La brisa alborotaba su camisa. Recargado en la barda del malecón habanero miraba el ocaso sin saber que a unos metros yo observaba su contemplación.
Discreta, me puse a su lado imitando su admiración por el sol que siseaba en el mar y lo vi de reojo; risueño, volteó para reconocerme. Hacía tanto que no nos reuníamos, que se me abalanzó con un apretón cuerpo a cuerpo, plantándome un beso en la boca.
Su calor y la fuerza de su abrazo chocaron en mi pecho como esas olas impactando en el cemento enlamado y el olor del chocolate que Félix degustaba se mezcló con el aroma a jazmín que mi piel rebozaba.
Cómo extrañaba a ese mulato que hace años conocí en Coyoacán cuando fotografiaba la urbe chilanga. El artista de la imagen me tomó unas instantáneas y cautivó mi corazón.
Tomados de la mano, caminamos, mientras me convidaba de su golosina desde su mano y luego a través de su boca. La pasión de aquellos días en mi tierra empezaba a fraguarse en la suya. Pero antes, nos dirigimos a donde había adquirido el manjar.
El Museo del Chocolate fue la primera parada y compramos provisiones para después irnos a tomar unos tragos donde Benny Moré sonorizaba el encuentro. Y nos mirábamos largamente a la vez que bailábamos despacio y amorosos.
Su mano se deslizó desde mi cabellera, hasta mis caderas y se estacionó ahí para no soltarme pieza tras pieza en libre cadencia. Mi rostro en su pecho descubierto tampoco se movió sin importar que los hielos en los vasos se diluyeran en nuestras bebidas que apenas habíamos probado.
“¿Cómo fue?”, me preguntó, a lo que sólo respondí con un suspiro; su corazón latía retumbando en mi mejilla y me pegué a él aún más para saborear su piel oscura. Pasó saliva y detuvo la danza, le dio un buen trago al ron con cola y pagó la cuenta.
Así nos fuimos al hotel donde me hospedaba y ya en el cuarto, dejé mi bolsita llena de bocados dulces en el buró, saqué uno e hice lo mismo que él conmigo en el malecón, deleitó a ojos cerrados y me besó ardiente, mientras nos quitábamos la ropa. Moré volvió a cantar.
El baile indicaba cada toque y los besos mutuos sin dejar pasar zona alguna; los roces se incrementaban en intensidad y de pie en un rincón de la recámara me recorrió completa. Mis senos erizados le dieron de comer, mi cintura trémula soportaba sus palmas y las mías se resbalaban en todo lo que estaba a mi alcance al tiempo que yo jadeaba expectante de cuál iba a ser su siguiente acción… Su lengua en travesía llegó a mi pubis y mis piernas temblaban conmocionadas.
Hincado, bebía mi jugo y me amasaba las nalgas provocando mi orgasmo; se levantó y, frente a frente, metió sus dedos en mi carne meneándolos para que la detonación se diera sin perdonar mi desfallecimiento.

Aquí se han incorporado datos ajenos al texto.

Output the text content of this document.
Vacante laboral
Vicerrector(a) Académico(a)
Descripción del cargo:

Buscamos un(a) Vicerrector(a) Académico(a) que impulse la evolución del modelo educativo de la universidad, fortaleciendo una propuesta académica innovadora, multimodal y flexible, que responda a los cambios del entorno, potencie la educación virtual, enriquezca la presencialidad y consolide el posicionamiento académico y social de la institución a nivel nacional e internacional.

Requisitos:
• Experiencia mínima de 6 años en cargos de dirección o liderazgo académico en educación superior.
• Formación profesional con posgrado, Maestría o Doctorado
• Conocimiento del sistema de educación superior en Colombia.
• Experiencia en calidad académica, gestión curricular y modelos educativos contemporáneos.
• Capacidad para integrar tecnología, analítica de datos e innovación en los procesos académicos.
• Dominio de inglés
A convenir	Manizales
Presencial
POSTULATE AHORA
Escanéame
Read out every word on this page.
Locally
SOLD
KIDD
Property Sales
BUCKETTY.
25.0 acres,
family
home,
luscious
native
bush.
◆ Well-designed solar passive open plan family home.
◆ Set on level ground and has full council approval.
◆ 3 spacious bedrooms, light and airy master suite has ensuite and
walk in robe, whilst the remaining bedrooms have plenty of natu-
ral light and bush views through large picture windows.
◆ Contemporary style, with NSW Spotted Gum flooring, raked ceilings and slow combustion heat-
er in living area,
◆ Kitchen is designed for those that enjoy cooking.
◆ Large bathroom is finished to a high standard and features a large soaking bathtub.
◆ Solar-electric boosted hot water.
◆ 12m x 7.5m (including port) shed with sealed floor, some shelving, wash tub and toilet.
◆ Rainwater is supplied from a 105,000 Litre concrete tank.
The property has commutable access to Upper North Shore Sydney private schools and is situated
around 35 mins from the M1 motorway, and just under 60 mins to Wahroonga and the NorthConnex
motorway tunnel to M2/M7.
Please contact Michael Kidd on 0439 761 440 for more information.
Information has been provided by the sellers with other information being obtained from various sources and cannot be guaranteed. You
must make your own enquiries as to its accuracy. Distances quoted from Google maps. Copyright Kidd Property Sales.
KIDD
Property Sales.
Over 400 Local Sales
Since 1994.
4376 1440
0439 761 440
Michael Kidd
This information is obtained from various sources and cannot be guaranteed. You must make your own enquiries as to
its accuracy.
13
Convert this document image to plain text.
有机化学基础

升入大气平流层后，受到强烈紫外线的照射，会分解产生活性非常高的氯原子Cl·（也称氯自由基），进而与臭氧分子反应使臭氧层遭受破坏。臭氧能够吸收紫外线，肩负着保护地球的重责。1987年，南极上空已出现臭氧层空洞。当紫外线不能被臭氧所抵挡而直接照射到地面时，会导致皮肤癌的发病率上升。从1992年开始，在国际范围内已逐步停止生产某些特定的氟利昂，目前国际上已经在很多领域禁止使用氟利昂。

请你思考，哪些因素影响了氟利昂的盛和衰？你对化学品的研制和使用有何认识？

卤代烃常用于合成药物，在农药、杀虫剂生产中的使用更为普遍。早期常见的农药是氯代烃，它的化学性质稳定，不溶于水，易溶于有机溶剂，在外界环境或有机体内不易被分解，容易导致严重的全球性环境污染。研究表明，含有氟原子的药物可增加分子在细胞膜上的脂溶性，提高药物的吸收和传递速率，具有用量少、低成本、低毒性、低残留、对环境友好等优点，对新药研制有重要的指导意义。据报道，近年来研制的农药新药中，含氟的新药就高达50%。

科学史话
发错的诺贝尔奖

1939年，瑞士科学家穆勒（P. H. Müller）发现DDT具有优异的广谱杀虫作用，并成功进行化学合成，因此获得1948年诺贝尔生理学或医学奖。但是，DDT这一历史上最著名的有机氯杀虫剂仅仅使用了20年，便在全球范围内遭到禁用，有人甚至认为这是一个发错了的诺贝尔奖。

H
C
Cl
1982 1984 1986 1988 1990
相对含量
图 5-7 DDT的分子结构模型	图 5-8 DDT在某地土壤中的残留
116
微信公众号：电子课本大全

Gemí enloquecida en su boca y excitado chupó su anular mojado.
Cuando recuperé la conciencia, lo jalé hacia la cama y lo tumbé para devorar su falo supurante no sin antes darle una mordida al caramelo que dejamos inconcluso. Un jarabe exquisito nació de mi boca y cubrí con él su obelisco.
Aferrado a las mantas, se contorsionaba y miraba mi deleite, mientras el ventilador refrescaba los sudores; limpié su miembro con mis labios y coloqué un condón a la vez que yo hacía dulcemente el recuento de cómo nos habíamos conocido.
Escalé su cuerpo de colinas morenas y lampiñas, y después de repasarle mis pezones en su boca, me monté en su bajo vientre y mi hueco comenzó a buscar su pene para clavarme y apretarlo en mis adentros. Mi cabalgata coincidía con “la impaciencia de tanto esperar” que el cantante cubano nos confesaba.
El rechinar de nuestro lecho nos incitaba a que el sexo, que empezó cadencioso, fuera duro y agresivo; los ahogamientos retumbaban en las paredes y la braveza del océano se recreaba en ese cuarto; los desgarres de las pieles se volvieron obsesivos y la erosión de ambos centros inducía al enardecimiento.
La locura impedía que se viniera; él quería seguir gozando dentro de mí, así que, de vez en vez, detenía mis caderas, hasta que, tras un ritual largo y apasionado, reventó de placer, sintiendo sus pulsaciones orgásmicas en mi vagina.
“Y te encontré” sonaba en el ambiente; los dos, en flor de loto, nos abrazamos y sin dejarlo escapar de mi núcleo, él alcanzó la bolsa de papel, sustrajo un chocolate y admiramos nuestros rostros, mientras comíamos y sonreíamos, prometiendo vernos otra vez.